Doing the thing you’re passionate about is great but no doubt, for many, those things begin to eventually pull. That is something that I again thought long and hard about before taking the plunge and becoming a full time athlete. Although not knowing the full ins and out, I was fully aware that I was going to be doing something that required living a different lifestyle, schedule, activity and financially from the norm. Personally I battled those ideas for around 4 years until I was about 28 then, on coming to the actual realisation, I tried to tell myself this for a while before I actually believed it, I decided that there was no manual telling me I had to do certain things at a certain age, I could make money, have a family etcetera a bit later on; I had a lot of support around that, I was helped by my coaches and some older Judo and non Judo friends, most of whom said they wished that they had gone on fighting a bit longer or, followed their dreams instead of money first. My coach also helped me with getting onto coaching courses so that I had other options for when I finished competing. Tim Ferris speaks very strongly about this sort of thing, that someone is better off spending 10-15 years of their retirement in their twenties and thirties because it doesn’t matter if someone retires from work at 55 or at 70, at both those ages they will still be physically unable to pursue many of those things that they’d have liked to have as a younger person.

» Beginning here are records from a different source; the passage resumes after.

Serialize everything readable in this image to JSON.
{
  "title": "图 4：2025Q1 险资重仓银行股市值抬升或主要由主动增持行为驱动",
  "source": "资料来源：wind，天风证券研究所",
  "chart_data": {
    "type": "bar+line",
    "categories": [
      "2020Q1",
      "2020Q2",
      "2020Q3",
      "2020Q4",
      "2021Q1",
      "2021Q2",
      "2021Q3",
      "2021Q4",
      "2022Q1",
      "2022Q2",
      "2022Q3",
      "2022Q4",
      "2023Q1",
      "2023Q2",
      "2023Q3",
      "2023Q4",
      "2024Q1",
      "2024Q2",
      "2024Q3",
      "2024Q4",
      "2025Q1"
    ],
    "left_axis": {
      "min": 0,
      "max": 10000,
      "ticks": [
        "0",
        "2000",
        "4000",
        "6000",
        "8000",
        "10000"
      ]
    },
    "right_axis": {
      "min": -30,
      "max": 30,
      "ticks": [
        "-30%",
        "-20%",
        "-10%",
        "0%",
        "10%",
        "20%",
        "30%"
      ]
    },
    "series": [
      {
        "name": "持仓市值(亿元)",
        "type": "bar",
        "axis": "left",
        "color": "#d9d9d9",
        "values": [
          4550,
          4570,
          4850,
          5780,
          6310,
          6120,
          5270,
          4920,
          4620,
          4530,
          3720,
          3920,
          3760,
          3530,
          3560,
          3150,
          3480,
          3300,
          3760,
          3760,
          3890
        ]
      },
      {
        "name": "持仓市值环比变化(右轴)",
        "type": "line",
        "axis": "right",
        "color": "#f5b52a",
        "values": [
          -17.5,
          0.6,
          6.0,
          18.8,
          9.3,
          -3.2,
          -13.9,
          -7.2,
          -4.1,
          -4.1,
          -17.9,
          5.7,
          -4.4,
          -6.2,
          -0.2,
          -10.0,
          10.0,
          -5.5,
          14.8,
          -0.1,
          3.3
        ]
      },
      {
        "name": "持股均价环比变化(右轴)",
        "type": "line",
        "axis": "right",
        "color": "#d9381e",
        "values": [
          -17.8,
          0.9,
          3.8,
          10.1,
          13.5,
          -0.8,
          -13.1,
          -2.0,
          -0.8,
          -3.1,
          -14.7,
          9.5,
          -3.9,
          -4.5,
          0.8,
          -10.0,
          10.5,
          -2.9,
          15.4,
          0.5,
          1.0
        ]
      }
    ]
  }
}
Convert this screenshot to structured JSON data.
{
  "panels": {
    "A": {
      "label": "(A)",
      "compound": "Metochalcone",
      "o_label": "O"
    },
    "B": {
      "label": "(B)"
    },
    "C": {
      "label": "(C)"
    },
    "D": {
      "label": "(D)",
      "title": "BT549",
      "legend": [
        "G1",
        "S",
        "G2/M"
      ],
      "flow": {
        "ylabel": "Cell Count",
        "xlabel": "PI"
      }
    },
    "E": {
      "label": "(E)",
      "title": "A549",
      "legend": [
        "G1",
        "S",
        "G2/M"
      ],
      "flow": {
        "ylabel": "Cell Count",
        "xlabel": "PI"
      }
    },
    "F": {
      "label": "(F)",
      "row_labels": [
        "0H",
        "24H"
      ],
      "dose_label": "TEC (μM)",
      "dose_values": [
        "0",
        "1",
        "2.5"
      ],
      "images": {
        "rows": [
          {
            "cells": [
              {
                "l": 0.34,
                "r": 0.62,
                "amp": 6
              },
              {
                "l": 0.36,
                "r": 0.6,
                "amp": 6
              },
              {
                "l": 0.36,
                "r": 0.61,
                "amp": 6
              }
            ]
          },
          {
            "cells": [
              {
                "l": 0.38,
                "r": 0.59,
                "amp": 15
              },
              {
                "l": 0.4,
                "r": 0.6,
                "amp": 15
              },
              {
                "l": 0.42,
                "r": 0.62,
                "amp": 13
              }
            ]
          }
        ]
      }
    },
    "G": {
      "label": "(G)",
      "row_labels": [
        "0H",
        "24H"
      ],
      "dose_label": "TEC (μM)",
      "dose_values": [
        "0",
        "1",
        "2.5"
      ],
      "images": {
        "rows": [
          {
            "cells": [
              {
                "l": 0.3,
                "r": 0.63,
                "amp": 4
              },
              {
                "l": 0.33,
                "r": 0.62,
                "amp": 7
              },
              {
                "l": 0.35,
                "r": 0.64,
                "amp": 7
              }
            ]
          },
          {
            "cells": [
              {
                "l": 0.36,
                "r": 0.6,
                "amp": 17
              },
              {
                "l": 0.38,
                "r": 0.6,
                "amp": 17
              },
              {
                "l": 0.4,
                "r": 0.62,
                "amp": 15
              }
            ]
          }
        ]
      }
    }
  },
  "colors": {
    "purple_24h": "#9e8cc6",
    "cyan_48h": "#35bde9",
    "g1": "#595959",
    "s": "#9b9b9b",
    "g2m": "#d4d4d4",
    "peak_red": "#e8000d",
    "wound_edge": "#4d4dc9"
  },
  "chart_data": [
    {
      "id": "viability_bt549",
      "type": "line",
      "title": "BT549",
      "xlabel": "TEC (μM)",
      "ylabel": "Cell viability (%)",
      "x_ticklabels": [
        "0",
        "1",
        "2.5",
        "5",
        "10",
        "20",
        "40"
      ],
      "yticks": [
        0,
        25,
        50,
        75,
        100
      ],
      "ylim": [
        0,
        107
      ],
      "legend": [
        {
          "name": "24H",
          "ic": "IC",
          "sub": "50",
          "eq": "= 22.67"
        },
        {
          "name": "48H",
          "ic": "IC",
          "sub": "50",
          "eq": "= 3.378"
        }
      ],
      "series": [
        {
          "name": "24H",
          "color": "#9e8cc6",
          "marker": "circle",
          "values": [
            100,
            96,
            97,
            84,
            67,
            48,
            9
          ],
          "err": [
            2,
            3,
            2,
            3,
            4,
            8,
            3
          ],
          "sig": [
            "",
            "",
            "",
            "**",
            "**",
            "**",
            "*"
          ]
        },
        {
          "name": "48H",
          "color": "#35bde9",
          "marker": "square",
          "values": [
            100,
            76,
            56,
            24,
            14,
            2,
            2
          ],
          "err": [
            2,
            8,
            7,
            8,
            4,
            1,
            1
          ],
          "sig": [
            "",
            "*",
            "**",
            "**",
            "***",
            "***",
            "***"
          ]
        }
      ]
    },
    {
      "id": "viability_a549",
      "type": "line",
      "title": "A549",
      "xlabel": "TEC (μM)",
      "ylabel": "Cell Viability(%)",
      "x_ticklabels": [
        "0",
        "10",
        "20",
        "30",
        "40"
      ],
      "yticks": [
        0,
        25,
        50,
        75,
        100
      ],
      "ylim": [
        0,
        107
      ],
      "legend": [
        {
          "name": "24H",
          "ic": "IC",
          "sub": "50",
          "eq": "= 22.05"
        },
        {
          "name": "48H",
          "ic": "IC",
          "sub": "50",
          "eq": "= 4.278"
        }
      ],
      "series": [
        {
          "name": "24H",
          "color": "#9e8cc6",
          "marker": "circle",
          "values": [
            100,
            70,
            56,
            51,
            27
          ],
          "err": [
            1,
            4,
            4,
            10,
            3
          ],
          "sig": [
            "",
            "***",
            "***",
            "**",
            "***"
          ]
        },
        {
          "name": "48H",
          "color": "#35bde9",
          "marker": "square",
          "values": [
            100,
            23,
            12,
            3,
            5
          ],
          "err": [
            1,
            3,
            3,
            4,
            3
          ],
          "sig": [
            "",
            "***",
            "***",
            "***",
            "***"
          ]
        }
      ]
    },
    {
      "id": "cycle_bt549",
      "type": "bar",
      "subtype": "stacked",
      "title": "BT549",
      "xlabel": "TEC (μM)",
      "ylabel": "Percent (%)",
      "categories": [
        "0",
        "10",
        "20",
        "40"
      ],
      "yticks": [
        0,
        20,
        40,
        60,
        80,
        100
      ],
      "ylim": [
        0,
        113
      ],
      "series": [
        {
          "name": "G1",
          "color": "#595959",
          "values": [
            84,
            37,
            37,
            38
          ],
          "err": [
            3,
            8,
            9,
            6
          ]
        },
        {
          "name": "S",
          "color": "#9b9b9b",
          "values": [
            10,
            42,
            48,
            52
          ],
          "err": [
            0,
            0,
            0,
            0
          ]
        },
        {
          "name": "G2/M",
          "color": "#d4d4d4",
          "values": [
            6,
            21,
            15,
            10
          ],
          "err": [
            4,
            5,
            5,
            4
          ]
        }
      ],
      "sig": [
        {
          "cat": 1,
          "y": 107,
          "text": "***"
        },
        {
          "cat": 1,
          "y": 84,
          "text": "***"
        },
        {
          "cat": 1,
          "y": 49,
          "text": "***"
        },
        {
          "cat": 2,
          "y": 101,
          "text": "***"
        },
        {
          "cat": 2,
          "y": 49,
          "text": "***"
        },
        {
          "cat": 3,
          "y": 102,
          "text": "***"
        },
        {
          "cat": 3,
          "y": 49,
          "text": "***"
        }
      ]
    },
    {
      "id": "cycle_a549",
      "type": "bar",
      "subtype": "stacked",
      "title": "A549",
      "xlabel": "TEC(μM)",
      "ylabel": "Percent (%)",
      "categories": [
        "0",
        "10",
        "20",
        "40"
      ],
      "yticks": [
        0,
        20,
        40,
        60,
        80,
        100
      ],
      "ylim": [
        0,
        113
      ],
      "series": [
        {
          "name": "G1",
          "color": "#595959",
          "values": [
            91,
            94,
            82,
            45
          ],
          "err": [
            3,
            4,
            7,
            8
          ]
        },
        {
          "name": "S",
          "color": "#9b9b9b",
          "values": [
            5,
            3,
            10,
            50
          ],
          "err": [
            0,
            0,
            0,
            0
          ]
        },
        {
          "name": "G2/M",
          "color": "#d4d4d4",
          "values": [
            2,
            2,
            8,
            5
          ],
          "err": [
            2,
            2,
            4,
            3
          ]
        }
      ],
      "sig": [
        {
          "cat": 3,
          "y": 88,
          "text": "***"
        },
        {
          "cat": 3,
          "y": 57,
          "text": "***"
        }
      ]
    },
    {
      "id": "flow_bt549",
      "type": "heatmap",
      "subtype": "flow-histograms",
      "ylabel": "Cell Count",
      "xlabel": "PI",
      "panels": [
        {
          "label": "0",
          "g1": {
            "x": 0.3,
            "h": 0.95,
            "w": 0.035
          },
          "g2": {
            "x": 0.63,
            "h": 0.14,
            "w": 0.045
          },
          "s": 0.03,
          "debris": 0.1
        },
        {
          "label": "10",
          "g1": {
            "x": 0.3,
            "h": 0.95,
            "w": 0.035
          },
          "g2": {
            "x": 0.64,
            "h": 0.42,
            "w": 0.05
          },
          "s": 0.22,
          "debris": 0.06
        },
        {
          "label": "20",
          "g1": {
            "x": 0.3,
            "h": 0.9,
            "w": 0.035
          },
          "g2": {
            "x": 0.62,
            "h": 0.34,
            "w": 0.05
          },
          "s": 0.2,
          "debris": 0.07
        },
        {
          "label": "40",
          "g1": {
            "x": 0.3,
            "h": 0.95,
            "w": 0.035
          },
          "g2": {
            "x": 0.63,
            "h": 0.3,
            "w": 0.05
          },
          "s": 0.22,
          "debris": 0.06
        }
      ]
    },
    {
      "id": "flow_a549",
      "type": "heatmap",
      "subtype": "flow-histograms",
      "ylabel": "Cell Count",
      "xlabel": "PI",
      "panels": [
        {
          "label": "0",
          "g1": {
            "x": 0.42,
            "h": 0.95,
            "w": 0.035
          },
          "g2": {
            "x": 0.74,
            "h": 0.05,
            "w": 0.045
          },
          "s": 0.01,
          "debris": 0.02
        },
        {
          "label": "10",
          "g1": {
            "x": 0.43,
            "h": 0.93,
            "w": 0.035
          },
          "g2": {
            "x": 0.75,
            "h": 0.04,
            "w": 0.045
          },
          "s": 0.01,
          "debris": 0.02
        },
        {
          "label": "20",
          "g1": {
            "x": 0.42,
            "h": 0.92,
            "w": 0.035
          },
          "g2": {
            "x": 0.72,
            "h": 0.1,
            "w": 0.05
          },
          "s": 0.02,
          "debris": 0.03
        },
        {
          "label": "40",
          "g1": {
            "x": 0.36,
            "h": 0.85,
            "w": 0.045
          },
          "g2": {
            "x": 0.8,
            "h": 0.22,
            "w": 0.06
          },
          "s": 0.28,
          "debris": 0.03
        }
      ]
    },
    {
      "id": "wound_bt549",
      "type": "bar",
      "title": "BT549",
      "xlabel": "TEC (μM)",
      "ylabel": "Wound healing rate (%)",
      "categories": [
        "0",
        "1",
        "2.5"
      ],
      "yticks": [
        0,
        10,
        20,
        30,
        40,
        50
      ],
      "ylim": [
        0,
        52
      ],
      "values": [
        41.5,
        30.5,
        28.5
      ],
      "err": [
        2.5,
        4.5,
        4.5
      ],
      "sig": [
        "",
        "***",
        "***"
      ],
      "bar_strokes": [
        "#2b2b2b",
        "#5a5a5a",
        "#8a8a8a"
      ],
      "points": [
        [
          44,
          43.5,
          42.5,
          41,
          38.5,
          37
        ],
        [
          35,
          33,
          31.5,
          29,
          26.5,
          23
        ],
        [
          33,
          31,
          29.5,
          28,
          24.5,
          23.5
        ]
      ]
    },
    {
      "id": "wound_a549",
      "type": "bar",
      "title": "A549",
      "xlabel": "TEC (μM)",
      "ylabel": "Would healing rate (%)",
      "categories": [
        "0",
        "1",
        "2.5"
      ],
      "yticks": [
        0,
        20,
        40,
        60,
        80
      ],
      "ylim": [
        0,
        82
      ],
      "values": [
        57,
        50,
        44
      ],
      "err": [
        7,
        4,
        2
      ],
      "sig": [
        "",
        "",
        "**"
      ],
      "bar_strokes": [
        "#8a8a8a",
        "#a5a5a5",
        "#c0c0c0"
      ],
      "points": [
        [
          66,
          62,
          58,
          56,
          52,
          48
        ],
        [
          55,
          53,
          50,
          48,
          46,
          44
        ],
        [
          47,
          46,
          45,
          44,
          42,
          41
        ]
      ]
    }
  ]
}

Ultimately I couldn’t have lived the rest of my life comfortably without knowing how far I could have got in competitive Judo, so, like many, I made the decision to enter into full time training, nearly 12 years ago. With no exception I know of no Judo athlete that has regularly been successful internationally as a senior and has not trained full-time for at least a sustained period of time, not one. It’s a necessity. I hope that has given the reader some small idea of what is taken into account before the decision to enter into full time training is made, some of the realities and thought patterns around it and, in some of the important periods during the full time training that can be trickier to navigate, that retire plenty of athletes early.